EXPLAIN ANALYZE select
    c_name,
    c_custkey,
    o_orderkey,
    o_orderdate,
    o_totalprice,
    sum(l_quantity)
from
    customer,
    orders,
    lineitem
where
    o_orderkey in (
        select
            l_orderkey
        from
            lineitem
        group by
            l_orderkey having
                sum(l_quantity) > 313
    )
    and c_custkey = o_custkey
    and o_orderkey = l_orderkey
group by
    c_name,
    c_custkey,
    o_orderkey,
    o_orderdate,
    o_totalprice
order by
    o_totalprice desc,
    o_orderdate
LIMIT 100;

Sample result:

| -> Limit: 100 row(s)  (cost=14.62 rows=1) (actual time=1.252..1.252 rows=0 loops=1)
    -> Gather (merge sort; slice: 1; workers: 1; nodes: 2)  (cost=14.62 rows=1) (actual time=1.250..1.250 rows=0 loops=1)
        -> Limit: 100 row(s)  (cost=4.52 rows=1) (actual time=0.084,0.084,0.084..0.084,0.084,0.084 rows=0,0,0 loops=1,1,1)
            -> Sort: <temporary>.O_TOTALPRICE DESC, <temporary>.O_ORDERDATE, limit input to 100 row(s) per chunk  (cost=4.52 rows=1) (actual time=0.083,0.083,0.083..0.083,0.083,0.083 rows=0,0,0 loops=1,1,1)
                -> Table scan on <temporary> (actual time=0.070,0.070,0.070..0.070,0.070,0.070 rows=0,0,0 loops=1,1,1)
                    -> Aggregate using temporary table  (cost=4.52 rows=1) (actual time=0.001,0.001,0.001..0.001,0.001,0.001 rows=0,0,0 loops=1,1,1)
                        -> Nested loop inner join  (cost=2.86 rows=4) (actual time=0.039,0.039,0.039..0.039,0.039,0.039 rows=0,0,0 loops=1,1,1)
                            -> Nested loop inner join  (cost=1.45 rows=1) (actual time=0.037,0.037,0.037..0.037,0.037,0.037 rows=0,0,0 loops=1,1,1)
                                -> Parallel table scan on customer, with parallel partitions: 1, partition_keys: 1  (cost=0.35 rows=1) (actual time=0.036,0.036,0.036..0.036,0.036,0.036 rows=0,0,0 loops=1,1,1)
                                -> Filter: <in_optimizer>(orders.O_ORDERKEY,<exists>(select #2))  (cost=1.10 rows=1)
                                    -> Index lookup on orders using ORDERS_FK1 (O_CUSTKEY=customer.C_CUSTKEY)  (cost=1.10 rows=1)
                                    -> Select #2 (subquery in condition; dependent)
                                        -> Limit: 1 row(s)
                                            -> Filter: ((sum(lineitem.L_QUANTITY) > 313) and (<cache>(orders.O_ORDERKEY) = <ref_null_helper>(lineitem.L_ORDERKEY)))
                                                -> Group aggregate: sum(lineitem.L_QUANTITY)
                                                    -> Index scan on lineitem using PRIMARY  (cost=41554048.20 rows=380071042)
                            -> Index lookup on lineitem using PRIMARY (L_ORDERKEY=orders.O_ORDERKEY)  (cost=1.41 rows=4)

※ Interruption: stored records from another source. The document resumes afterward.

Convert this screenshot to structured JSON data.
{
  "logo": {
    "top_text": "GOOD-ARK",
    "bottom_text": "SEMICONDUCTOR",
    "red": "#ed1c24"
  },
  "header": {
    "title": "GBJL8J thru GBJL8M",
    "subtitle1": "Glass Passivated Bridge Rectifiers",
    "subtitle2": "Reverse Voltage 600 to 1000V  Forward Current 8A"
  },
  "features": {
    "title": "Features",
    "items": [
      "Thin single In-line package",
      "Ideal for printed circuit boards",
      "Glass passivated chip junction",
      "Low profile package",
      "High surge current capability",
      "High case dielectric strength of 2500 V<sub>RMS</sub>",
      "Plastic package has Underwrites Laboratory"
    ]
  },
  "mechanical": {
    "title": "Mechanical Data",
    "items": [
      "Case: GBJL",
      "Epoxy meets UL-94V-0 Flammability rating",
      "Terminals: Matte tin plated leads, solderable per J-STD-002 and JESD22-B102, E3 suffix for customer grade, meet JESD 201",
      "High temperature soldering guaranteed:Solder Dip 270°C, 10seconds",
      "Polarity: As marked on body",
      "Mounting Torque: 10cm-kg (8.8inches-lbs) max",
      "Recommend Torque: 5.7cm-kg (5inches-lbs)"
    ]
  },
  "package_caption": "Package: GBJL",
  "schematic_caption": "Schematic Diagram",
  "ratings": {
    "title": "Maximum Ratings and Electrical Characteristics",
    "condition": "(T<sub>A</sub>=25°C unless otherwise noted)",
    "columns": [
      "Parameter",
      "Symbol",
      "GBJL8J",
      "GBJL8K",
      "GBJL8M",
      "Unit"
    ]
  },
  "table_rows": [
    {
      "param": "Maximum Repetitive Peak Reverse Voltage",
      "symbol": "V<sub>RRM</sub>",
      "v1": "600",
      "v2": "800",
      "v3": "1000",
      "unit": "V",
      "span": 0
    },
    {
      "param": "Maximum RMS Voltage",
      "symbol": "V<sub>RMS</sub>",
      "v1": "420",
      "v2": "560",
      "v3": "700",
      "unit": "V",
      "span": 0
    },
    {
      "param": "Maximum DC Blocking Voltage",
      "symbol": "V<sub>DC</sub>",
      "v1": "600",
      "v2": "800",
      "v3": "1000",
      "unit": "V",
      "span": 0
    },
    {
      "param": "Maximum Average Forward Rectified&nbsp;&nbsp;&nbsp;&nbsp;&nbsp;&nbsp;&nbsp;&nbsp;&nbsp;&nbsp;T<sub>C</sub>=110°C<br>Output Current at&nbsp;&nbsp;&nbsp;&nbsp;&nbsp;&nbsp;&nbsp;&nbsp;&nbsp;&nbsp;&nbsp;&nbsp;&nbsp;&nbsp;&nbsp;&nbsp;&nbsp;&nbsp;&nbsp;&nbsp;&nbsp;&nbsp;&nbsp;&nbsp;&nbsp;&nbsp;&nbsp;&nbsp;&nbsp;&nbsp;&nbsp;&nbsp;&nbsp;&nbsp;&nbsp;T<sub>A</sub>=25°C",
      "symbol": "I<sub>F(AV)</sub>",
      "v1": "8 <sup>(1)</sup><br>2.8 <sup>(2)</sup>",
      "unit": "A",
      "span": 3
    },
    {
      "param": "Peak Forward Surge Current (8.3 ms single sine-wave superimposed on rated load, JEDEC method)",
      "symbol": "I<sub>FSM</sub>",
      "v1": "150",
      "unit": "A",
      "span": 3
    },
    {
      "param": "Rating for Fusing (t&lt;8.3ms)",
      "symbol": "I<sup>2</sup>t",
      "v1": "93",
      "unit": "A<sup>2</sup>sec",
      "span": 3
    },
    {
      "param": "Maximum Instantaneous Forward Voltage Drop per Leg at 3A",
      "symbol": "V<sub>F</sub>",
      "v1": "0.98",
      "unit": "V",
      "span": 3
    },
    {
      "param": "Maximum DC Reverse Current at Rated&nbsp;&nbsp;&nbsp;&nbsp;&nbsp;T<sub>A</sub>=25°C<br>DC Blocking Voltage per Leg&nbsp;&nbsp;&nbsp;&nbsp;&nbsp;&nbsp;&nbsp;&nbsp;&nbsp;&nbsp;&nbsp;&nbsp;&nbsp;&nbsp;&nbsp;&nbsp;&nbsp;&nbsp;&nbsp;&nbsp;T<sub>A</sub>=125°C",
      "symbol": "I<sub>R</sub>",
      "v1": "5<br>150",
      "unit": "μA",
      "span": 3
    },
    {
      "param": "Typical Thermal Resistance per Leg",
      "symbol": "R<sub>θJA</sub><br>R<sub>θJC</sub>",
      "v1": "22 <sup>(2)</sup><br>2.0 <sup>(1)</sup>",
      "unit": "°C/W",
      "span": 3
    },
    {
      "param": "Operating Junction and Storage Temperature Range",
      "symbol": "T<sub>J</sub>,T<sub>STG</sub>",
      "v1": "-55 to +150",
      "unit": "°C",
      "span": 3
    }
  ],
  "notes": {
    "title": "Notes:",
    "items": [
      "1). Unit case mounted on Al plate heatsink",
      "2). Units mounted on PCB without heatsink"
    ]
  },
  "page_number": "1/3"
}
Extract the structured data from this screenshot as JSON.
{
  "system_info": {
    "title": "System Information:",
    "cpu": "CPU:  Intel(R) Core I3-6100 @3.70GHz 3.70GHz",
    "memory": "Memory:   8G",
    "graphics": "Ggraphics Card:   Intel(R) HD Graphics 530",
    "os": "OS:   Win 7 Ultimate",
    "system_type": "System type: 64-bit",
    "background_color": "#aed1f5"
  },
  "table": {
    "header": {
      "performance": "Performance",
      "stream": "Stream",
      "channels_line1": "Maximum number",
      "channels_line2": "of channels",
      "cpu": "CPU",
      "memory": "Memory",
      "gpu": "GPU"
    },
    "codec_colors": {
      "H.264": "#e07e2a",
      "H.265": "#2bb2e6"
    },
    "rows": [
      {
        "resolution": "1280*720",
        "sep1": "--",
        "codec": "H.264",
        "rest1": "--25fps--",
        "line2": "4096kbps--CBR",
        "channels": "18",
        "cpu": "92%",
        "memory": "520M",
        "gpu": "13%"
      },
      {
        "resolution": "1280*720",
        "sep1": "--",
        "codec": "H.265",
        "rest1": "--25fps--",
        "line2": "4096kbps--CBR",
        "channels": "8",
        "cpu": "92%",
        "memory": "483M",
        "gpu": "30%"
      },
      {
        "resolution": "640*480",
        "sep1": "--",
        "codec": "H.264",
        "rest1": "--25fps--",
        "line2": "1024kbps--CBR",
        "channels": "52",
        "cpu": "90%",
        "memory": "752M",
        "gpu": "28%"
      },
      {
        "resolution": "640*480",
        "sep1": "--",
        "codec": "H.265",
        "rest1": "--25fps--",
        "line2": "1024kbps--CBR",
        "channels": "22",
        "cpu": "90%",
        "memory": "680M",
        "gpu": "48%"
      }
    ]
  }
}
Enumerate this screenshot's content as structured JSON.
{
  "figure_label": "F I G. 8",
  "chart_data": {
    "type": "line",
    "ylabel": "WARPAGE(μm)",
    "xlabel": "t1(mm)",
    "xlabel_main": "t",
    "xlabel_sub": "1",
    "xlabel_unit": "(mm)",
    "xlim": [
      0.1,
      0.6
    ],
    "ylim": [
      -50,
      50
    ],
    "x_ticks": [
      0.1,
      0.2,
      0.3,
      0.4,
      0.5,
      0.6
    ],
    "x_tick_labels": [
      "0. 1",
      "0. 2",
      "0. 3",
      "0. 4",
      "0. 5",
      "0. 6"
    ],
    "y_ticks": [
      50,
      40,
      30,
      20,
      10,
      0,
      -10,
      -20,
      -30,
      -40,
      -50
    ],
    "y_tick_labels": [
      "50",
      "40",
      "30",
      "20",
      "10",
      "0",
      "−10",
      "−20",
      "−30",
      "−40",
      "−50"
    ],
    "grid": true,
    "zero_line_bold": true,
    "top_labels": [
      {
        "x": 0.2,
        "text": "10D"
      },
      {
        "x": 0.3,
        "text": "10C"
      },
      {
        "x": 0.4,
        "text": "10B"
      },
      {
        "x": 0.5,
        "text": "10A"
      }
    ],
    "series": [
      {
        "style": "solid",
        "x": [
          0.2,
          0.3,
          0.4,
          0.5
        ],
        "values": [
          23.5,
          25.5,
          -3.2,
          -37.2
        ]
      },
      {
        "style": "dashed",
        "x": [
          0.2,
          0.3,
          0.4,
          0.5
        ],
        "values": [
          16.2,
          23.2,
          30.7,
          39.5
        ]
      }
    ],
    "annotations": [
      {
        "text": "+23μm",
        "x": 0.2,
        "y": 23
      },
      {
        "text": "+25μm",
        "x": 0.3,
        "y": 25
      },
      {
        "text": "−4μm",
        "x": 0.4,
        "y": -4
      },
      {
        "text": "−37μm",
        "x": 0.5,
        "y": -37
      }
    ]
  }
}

If the EXPLAIN statement contains the ANALYZE keyword, the execution time of various computing tasks when parallel queries are used can be displayed. For parallel queries, the computing time of each worker in each operator is also recorded, including the maximum, minimum, and average computing time of each operator among multiple workers.